Bradford Kesti: Black-centered Design (BCD) is a process in which Black people use their inherent knowledge to collectively create solutions to problems. In the African American community there are many examples of other people coming into the Black community and trying to save Black people. “The Savior Complex,” best defined as “a psychological construct that makes a person feel the need to save other people. While this complex is rooted in good intentions it cripples the Black community and strips it of its power. Black-centered Design is centering Black people in an intentional way. It collectively and individually allows the Black community to harness its own power by creating space for Black people to reflect on what’s happening in community and for Black people to be able to create solutions to the challenges they face. Alice Walker said it best: “We are the ones that we have been waiting for.” The Black community is powerful and resilient and can create solutions for community change.

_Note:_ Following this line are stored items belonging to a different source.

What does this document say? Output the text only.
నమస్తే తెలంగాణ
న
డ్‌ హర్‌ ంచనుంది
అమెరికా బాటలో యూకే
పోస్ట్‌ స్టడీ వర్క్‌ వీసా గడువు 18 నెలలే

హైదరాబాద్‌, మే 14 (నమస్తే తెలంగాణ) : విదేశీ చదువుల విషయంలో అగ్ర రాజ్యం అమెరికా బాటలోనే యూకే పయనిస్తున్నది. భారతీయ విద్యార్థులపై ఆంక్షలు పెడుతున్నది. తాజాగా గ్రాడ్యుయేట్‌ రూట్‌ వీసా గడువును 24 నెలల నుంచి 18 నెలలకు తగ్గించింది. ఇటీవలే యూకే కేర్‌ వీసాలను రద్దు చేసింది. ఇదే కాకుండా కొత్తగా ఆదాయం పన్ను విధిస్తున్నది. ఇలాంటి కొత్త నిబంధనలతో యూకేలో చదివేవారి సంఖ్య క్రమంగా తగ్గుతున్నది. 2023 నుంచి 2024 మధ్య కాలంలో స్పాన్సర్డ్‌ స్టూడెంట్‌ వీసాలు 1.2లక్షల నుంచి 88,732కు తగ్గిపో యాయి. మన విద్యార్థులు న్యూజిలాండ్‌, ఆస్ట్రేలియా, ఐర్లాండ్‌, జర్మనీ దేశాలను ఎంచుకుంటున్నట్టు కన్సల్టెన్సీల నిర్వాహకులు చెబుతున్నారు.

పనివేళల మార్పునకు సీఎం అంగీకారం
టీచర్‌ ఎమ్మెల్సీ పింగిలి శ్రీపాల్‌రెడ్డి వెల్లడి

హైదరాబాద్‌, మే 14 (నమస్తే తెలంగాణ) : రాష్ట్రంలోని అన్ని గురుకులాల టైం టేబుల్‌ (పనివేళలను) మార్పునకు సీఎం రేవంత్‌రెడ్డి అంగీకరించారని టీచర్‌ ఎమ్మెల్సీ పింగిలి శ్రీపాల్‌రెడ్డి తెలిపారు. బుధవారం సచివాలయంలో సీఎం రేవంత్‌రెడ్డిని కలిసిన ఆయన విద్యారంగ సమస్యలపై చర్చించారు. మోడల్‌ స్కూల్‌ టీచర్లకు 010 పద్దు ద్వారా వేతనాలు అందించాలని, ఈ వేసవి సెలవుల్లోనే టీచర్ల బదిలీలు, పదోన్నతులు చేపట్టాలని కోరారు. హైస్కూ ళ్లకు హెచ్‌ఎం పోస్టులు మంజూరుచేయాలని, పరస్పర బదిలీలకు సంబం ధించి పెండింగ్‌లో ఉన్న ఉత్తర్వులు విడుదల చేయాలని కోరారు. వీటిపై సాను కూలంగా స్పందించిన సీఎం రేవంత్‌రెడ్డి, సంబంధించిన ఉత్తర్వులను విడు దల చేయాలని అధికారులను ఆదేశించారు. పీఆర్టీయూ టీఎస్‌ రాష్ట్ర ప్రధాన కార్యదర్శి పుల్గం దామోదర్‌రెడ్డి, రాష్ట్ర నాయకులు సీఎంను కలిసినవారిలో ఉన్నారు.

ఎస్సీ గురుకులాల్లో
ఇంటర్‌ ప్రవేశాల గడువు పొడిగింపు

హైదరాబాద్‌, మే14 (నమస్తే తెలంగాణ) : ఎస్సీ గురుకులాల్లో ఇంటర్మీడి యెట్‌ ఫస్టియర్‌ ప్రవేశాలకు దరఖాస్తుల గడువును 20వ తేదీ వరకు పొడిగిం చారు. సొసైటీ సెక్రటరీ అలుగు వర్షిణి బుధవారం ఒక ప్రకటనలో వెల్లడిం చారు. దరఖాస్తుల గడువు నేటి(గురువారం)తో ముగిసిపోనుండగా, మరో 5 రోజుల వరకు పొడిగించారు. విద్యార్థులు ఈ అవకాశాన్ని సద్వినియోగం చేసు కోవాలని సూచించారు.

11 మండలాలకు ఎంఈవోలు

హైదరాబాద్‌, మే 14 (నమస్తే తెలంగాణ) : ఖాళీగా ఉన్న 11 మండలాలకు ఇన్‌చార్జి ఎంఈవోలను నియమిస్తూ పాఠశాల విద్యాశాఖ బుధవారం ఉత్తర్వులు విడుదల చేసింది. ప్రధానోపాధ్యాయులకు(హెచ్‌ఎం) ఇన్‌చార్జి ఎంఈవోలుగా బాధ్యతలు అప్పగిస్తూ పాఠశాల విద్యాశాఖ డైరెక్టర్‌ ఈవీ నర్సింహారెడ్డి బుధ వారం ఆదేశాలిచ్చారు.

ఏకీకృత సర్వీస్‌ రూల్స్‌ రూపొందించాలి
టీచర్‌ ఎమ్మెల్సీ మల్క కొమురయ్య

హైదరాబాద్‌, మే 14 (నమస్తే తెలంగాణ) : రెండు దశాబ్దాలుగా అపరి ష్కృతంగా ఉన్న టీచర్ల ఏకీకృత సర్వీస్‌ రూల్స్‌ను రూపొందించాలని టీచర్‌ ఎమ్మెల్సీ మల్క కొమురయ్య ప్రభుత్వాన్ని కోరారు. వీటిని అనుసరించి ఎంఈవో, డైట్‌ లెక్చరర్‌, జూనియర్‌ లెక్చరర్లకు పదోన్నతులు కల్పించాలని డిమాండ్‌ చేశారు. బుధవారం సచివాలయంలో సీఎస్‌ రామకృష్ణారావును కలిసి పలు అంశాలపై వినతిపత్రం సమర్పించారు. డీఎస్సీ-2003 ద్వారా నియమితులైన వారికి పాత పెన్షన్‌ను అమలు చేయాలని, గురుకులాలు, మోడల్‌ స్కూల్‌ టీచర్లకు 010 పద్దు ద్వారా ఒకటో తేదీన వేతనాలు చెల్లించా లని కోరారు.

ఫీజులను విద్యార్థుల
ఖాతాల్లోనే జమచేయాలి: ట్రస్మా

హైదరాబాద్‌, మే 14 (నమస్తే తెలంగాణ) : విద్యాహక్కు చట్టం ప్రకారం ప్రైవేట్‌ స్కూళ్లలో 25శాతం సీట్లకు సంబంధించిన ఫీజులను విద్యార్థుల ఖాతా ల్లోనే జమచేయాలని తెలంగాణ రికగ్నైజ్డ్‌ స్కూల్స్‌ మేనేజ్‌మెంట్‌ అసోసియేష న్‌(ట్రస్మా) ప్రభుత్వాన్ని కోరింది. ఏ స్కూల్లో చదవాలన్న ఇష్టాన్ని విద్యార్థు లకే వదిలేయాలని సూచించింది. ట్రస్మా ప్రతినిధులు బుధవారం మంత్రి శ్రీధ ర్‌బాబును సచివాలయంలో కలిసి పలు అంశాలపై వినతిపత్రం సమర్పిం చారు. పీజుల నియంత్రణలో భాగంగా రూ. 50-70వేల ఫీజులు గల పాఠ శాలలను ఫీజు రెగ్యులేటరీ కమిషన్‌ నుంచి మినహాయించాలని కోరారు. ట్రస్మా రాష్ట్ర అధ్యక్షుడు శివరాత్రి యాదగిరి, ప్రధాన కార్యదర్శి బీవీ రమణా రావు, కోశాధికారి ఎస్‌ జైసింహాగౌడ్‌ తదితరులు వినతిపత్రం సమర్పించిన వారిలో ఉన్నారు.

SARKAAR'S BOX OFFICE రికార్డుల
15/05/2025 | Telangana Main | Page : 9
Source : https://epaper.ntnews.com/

What is the relationship between the work taking place in AALF’s Collective Impact initiative and the Black-centered design (BCD) framework you’re currently developing?
AALF’s Collective Impact work is using human-centered design foundations to break down our four focus areas. Task Force members have created problem statements using the human-centered design process. Black-centered Design takes the problem statements and goes deeper. We use the BCD process to get more members of the Black community involved and bring more Black people to the table in what we call a community harvest. The Community Harvest is the first step in the BCD model. Currently, the Collective Impact Task Force is hosting this event to align the initial problem statements identified with real community organizations and individuals. The Black community will be able to reflect on the problems and provide the insights needed to solve them.
How does BCD differ from other programmatic practices that seek to center African Americans and communities of color? What makes it different from culturally relevant practices? How does it, specifically, center Black people?
I am unaware of any other programmatic practices that seek to center the African American experience or the experiences of other communities of color. BCD provides an intentional space for folks who identify as African American or Black to come to a process and use their minds to think critically and intentionally about how to create solutions to the most challenging problems they face. The level of intentionally that one has to bring to the space and self-awareness of knowing and not knowing when to call upon others is what makes this process really special.
Dr. Gloria Ladson-Billings is the creator of culturally relevant practices. She created this pedagogy to inform teachers on how to work effectively with a diverse array of students and to use the students’ cultural lenses as a form of teaching. When you have students with a cultural lens that doesn’t match the school’s cultural lens, information can get lost for the student. The two cultural lenses can be at odds with one another during the filtering of the information process. The cultural relevant response is one that allows the culture lens of the student and the classroom to work in harmony.
That being said, cultural responsiveness elements are present in Black-Centered Design. BCD is centering, specifically, people who identify as African American or Black and using that cultural lens to think about how to create solutions. In cultural responsiveness BCD isn’t at odds with another culture. BCD is taking culturally relevant/responsiveness to another level and saying you don’t need to filter any other culture. You get to use your inherent knowledge to create solutions to the challenges you face in community. This new design approach to community development is critical for the African American community, as it enables us to continue building our own capacity with our own cultural lens.